This is the Neanderthal method of gauge calibration, but it is worth a try:
Just make a mental note of where the needle sits when at rest. Then take your finger tip and force it past it's zero point, in the opposite to the direction of the error - in your case that would be CCW. Try forcing it maybe an inch below zero (told you it was crude) and let it go.
Take a test drive and see if it tracks more accurately. You won't notice the difference at low speeds - take it up to 65 -70 MPH and compare the reading with your GPS. If it helped, try pushing it another inch counter clockwise until you get a fairly close reading as compared to the GPS.
Be aware, the dampening force of the spring is not linear. It offers very little resistance to the rotation of the output shaft at lower speeds. It should come to rest a little bit lower than before you twisted it backwards but it will not exhibit that degree of "depression" across the entire scale.

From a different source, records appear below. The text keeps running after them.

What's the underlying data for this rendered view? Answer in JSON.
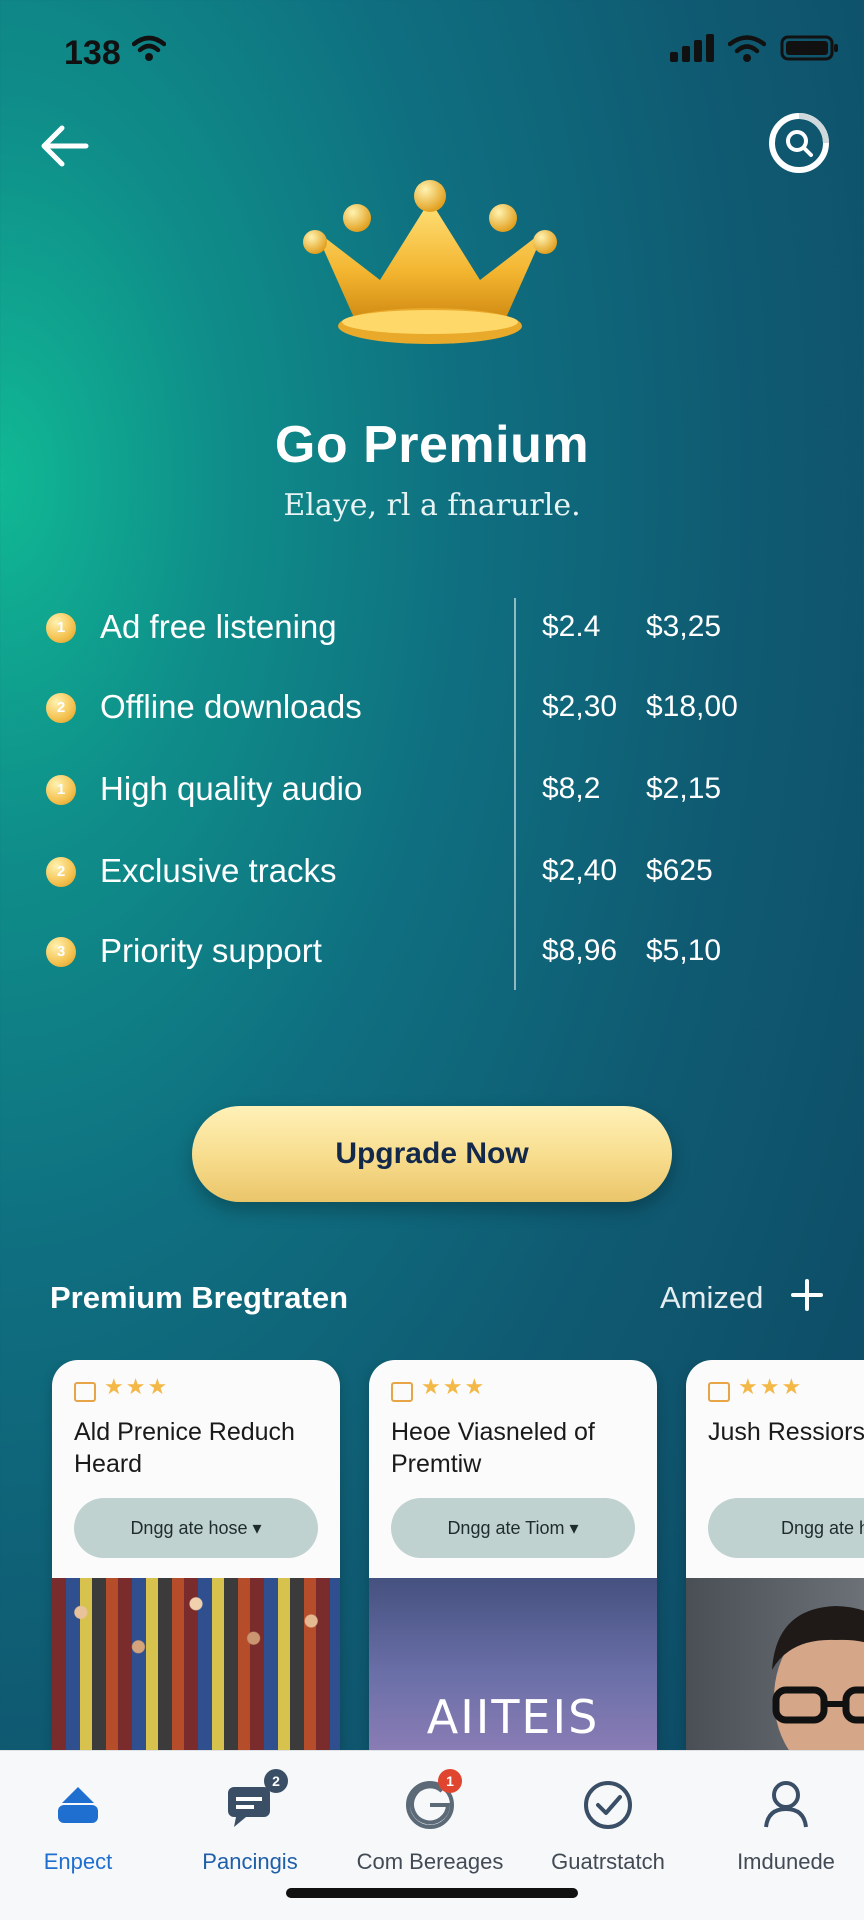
{
  "status_bar": {
    "time": "138"
  },
  "header": {
    "title": "Go Premium",
    "subtitle": "Elaye, rl a fnarurle."
  },
  "features": [
    {
      "num": "1",
      "label": "Ad free listening",
      "price_a": "$2.4",
      "price_b": "$3,25"
    },
    {
      "num": "2",
      "label": "Offline downloads",
      "price_a": "$2,30",
      "price_b": "$18,00"
    },
    {
      "num": "1",
      "label": "High quality audio",
      "price_a": "$8,2",
      "price_b": "$2,15"
    },
    {
      "num": "2",
      "label": "Exclusive tracks",
      "price_a": "$2,40",
      "price_b": "$625"
    },
    {
      "num": "3",
      "label": "Priority support",
      "price_a": "$8,96",
      "price_b": "$5,10"
    }
  ],
  "cta": {
    "label": "Upgrade Now"
  },
  "section": {
    "title": "Premium Bregtraten",
    "action": "Amized"
  },
  "cards": [
    {
      "stars": "★★★",
      "title": "Ald Prenice Reduch Heard",
      "button": "Dngg ate hose ▾",
      "image": "crowd"
    },
    {
      "stars": "★★★",
      "title": "Heoe Viasneled of Premtiw",
      "button": "Dngg ate Tiom ▾",
      "image_text": "AIITEIS"
    },
    {
      "stars": "★★★",
      "title": "Jush Ressiors Riemo",
      "button": "Dngg ate ho",
      "image": "portrait"
    }
  ],
  "tabs": [
    {
      "label": "Enpect",
      "icon": "boat-icon"
    },
    {
      "label": "Pancingis",
      "icon": "chat-icon",
      "badge": "2"
    },
    {
      "label": "Com Bereages",
      "icon": "google-icon",
      "badge": "1"
    },
    {
      "label": "Guatrstatch",
      "icon": "check-icon"
    },
    {
      "label": "Imdunede",
      "icon": "user-icon"
    }
  ],
  "colors": {
    "accent_blue": "#1f6fd1",
    "gold": "#f4c14f",
    "badge_red": "#e0462f"
  }
}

So, you should not see a big change at low speeds. But then, as the shaft/needle begins to move up the scale, the spring begins to offer greater opposing force. The higher the needle climbs, the more the spring tends to limit the motion.
With any luck you will have reset the spring to a tension that will hold the needle around the 65 MPH mark when you are actually going that speed.
When all else fails, just pull the needle off and set it back on the shaft the amount CCW that corresponds to your 10 MPH error. You won't show any speed until you hit 10 MPH but you will be accurate at highway speeds.